Markets would deliver only what corporate India can deliver. Our earnings growth currently is not worth mentioning. It is expected to pick up in a year or two.
In the short run, markets can be ahead of or behind earnings. So it is difficult for anyone to predict whether markets would be up or not, in next 2 years. It can be either way.
Once earnings start going up at decent rate, we can expect the market to mirror it. Again markets are capable of both mirroring it in advance or with a time lag.
It is not possible for us to predict the timing of these. It is not required either. We are disciplined investors who invest regularly across business and market cycles. Occasional investments also will find unimaginable wealth created after elongated tenures.
The present government is taking many right steps which should start reflecting on the ground in one to two years.
Though I do not know how the markets would be for next 2 years, I would suggest you to keep the expectations low.
If markets perform well despite our lack of expectation, it is well and good. If it takes time to start performing, let us utilize the opportunity to acquire more units every month at lower price.
The long term future of this country is good. There are many peaks which we would be scaling in the years and decades to come.
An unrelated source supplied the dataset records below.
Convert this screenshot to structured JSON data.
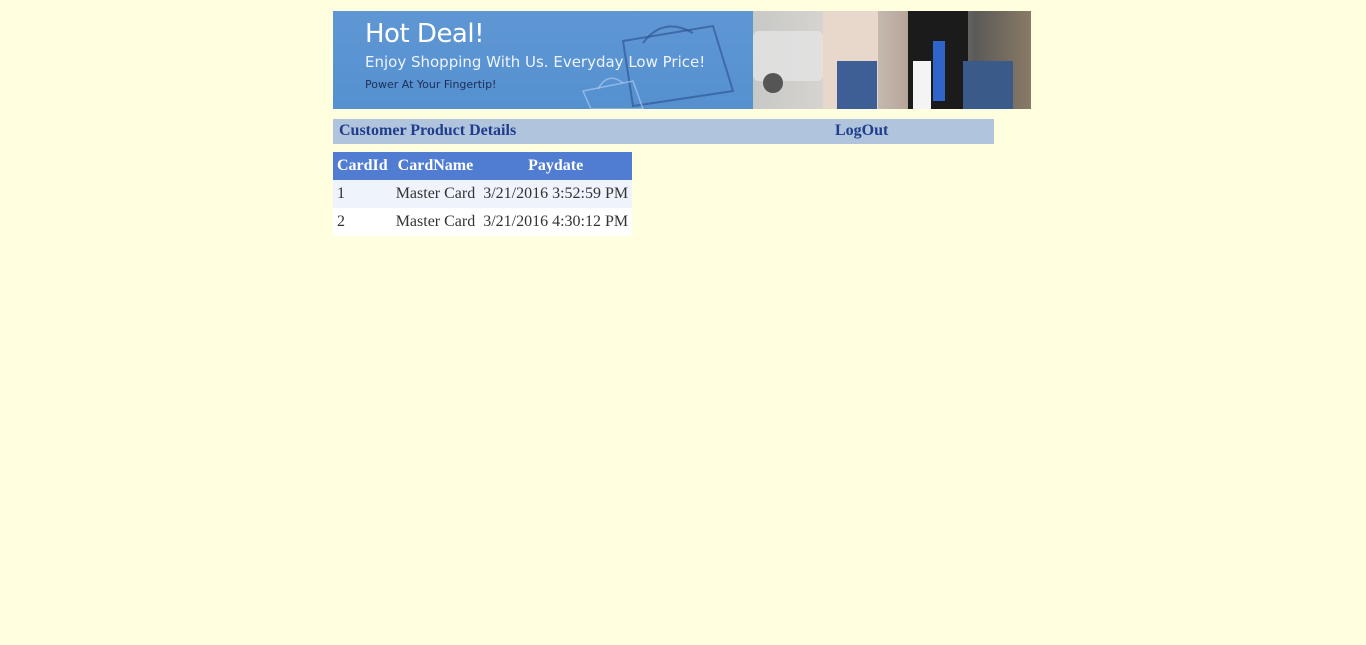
{
  "banner": {
    "title": "Hot Deal!",
    "subtitle": "Enjoy Shopping With Us. Everyday Low Price!",
    "tagline": "Power At Your Fingertip!"
  },
  "header": {
    "title": "Customer Product Details",
    "logout_label": "LogOut"
  },
  "table": {
    "columns": [
      "CardId",
      "CardName",
      "Paydate"
    ],
    "rows": [
      [
        "1",
        "Master Card",
        "3/21/2016 3:52:59 PM"
      ],
      [
        "2",
        "Master Card",
        "3/21/2016 4:30:12 PM"
      ]
    ]
  },
  "colors": {
    "page_bg": "#ffffe0",
    "titlebar_bg": "#b0c4de",
    "header_text": "#1f3d8a",
    "table_header_bg": "#507cd1",
    "row_alt_bg": "#eff3fb"
  }
}
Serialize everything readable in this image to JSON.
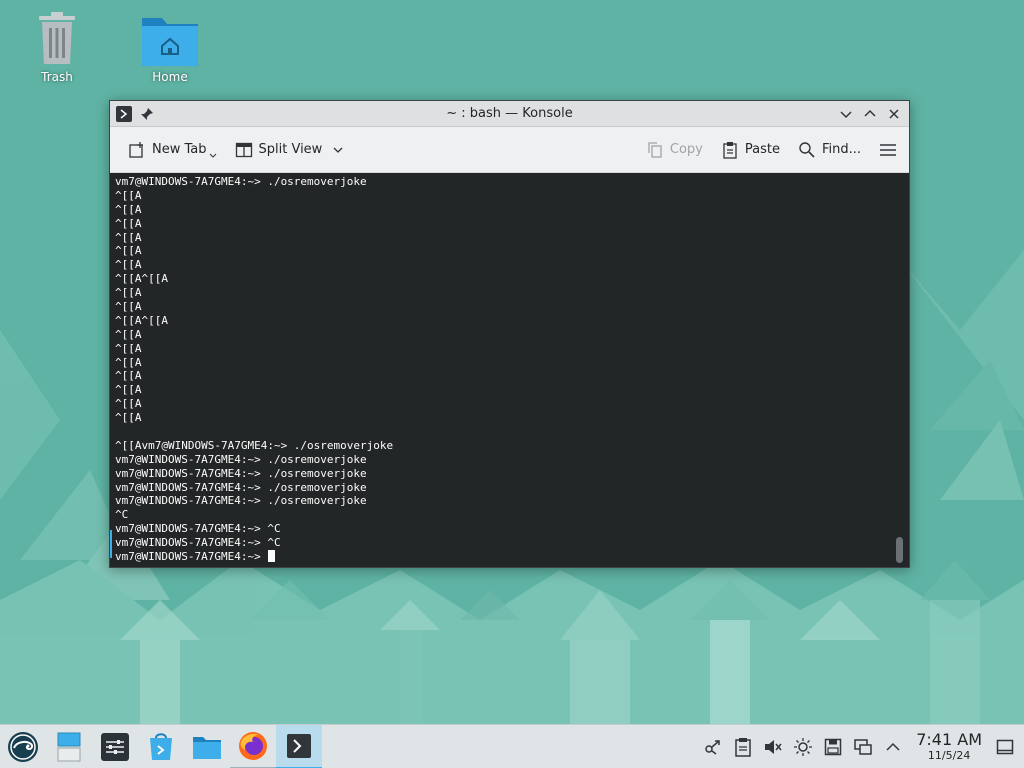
{
  "desktop": {
    "icons": [
      {
        "label": "Trash"
      },
      {
        "label": "Home"
      }
    ]
  },
  "window": {
    "title": "~ : bash — Konsole",
    "toolbar": {
      "new_tab": "New Tab",
      "split_view": "Split View",
      "copy": "Copy",
      "paste": "Paste",
      "find": "Find..."
    }
  },
  "terminal": {
    "lines": [
      "vm7@WINDOWS-7A7GME4:~> ./osremoverjoke",
      "^[[A",
      "^[[A",
      "^[[A",
      "^[[A",
      "^[[A",
      "^[[A",
      "^[[A^[[A",
      "^[[A",
      "^[[A",
      "^[[A^[[A",
      "^[[A",
      "^[[A",
      "^[[A",
      "^[[A",
      "^[[A",
      "^[[A",
      "^[[A",
      "",
      "^[[Avm7@WINDOWS-7A7GME4:~> ./osremoverjoke",
      "vm7@WINDOWS-7A7GME4:~> ./osremoverjoke",
      "vm7@WINDOWS-7A7GME4:~> ./osremoverjoke",
      "vm7@WINDOWS-7A7GME4:~> ./osremoverjoke",
      "vm7@WINDOWS-7A7GME4:~> ./osremoverjoke",
      "^C",
      "vm7@WINDOWS-7A7GME4:~> ^C",
      "vm7@WINDOWS-7A7GME4:~> ^C"
    ],
    "prompt": "vm7@WINDOWS-7A7GME4:~> "
  },
  "taskbar": {
    "apps": [
      {
        "icon": "opensuse-launcher-icon"
      },
      {
        "icon": "desktop-pager-icon"
      },
      {
        "icon": "system-settings-icon"
      },
      {
        "icon": "discover-icon"
      },
      {
        "icon": "dolphin-files-icon"
      },
      {
        "icon": "firefox-icon"
      },
      {
        "icon": "konsole-icon"
      }
    ],
    "clock": {
      "time": "7:41 AM",
      "date": "11/5/24"
    }
  },
  "colors": {
    "accent": "#3daee9",
    "terminal_bg": "#232627",
    "terminal_fg": "#fcfcfc",
    "wallpaper": "#5fb3a4"
  }
}
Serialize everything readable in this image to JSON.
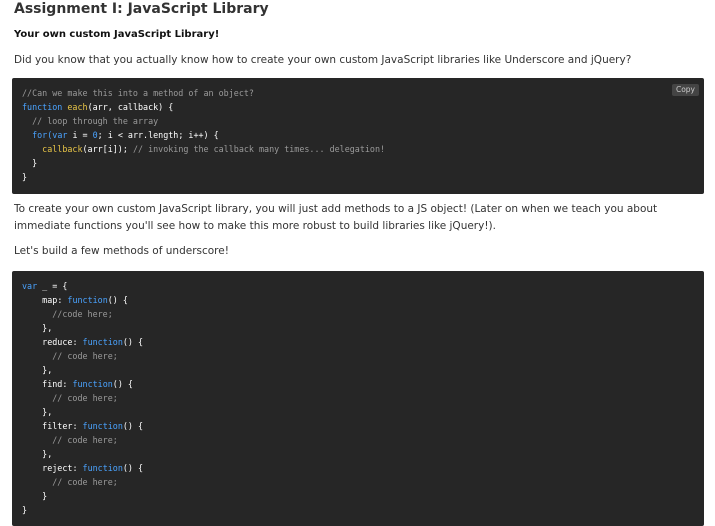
{
  "title": "Assignment I: JavaScript Library",
  "subtitle": "Your own custom JavaScript Library!",
  "intro": "Did you know that you actually know how to create your own custom JavaScript libraries like Underscore and jQuery?",
  "copy_label": "Copy",
  "code1": {
    "l1_comment": "//Can we make this into a method of an object?",
    "l2_kw": "function",
    "l2_name": "each",
    "l2_rest": "(arr, callback) {",
    "l3_comment": "// loop through the array",
    "l4_kw": "for",
    "l4_a": "(var",
    "l4_b": " i = ",
    "l4_num": "0",
    "l4_c": "; i < arr.length; i++) {",
    "l5_fn": "callback",
    "l5_rest": "(arr[i]);",
    "l5_comment": "// invoking the callback many times... delegation!",
    "l6": "}",
    "l7": "}"
  },
  "para2": "To create your own custom JavaScript library, you will just add methods to a JS object! (Later on when we teach you about immediate functions you'll see how to make this more robust to build libraries like jQuery!).",
  "para3": "Let's build a few methods of underscore!",
  "code2": {
    "var_kw": "var",
    "var_rest": " _ = {",
    "fn_kw": "function",
    "fn_paren": "() {",
    "close_comma": "},",
    "close_brace": "}",
    "methods": [
      {
        "name": "map",
        "comment": "//code here;"
      },
      {
        "name": "reduce",
        "comment": "// code here;"
      },
      {
        "name": "find",
        "comment": "// code here;"
      },
      {
        "name": "filter",
        "comment": "// code here;"
      },
      {
        "name": "reject",
        "comment": "// code here;"
      }
    ]
  }
}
At the same time, we’ll continue to go through business and market cycles. No asset class can escape cycles. People who thought real estate and gold are exception to the cycles, now realise it is not so.
Remember in a long term growth story like India, declines are temporary and uptrend is permanent. The units we acquire in each decline multiply our wealth in next peak. As I said above, we would be scaling many new peaks in the coming years and decades.
All you need to do is to continue to stay the course. So please continue to stay the course with no near term expectations.
As I always repeat, avoid the bad habit of looking at the portfolio regularly. This is true for any market and more true for bad markets like these.
Completely avoid financial media. It would do you more harm than good.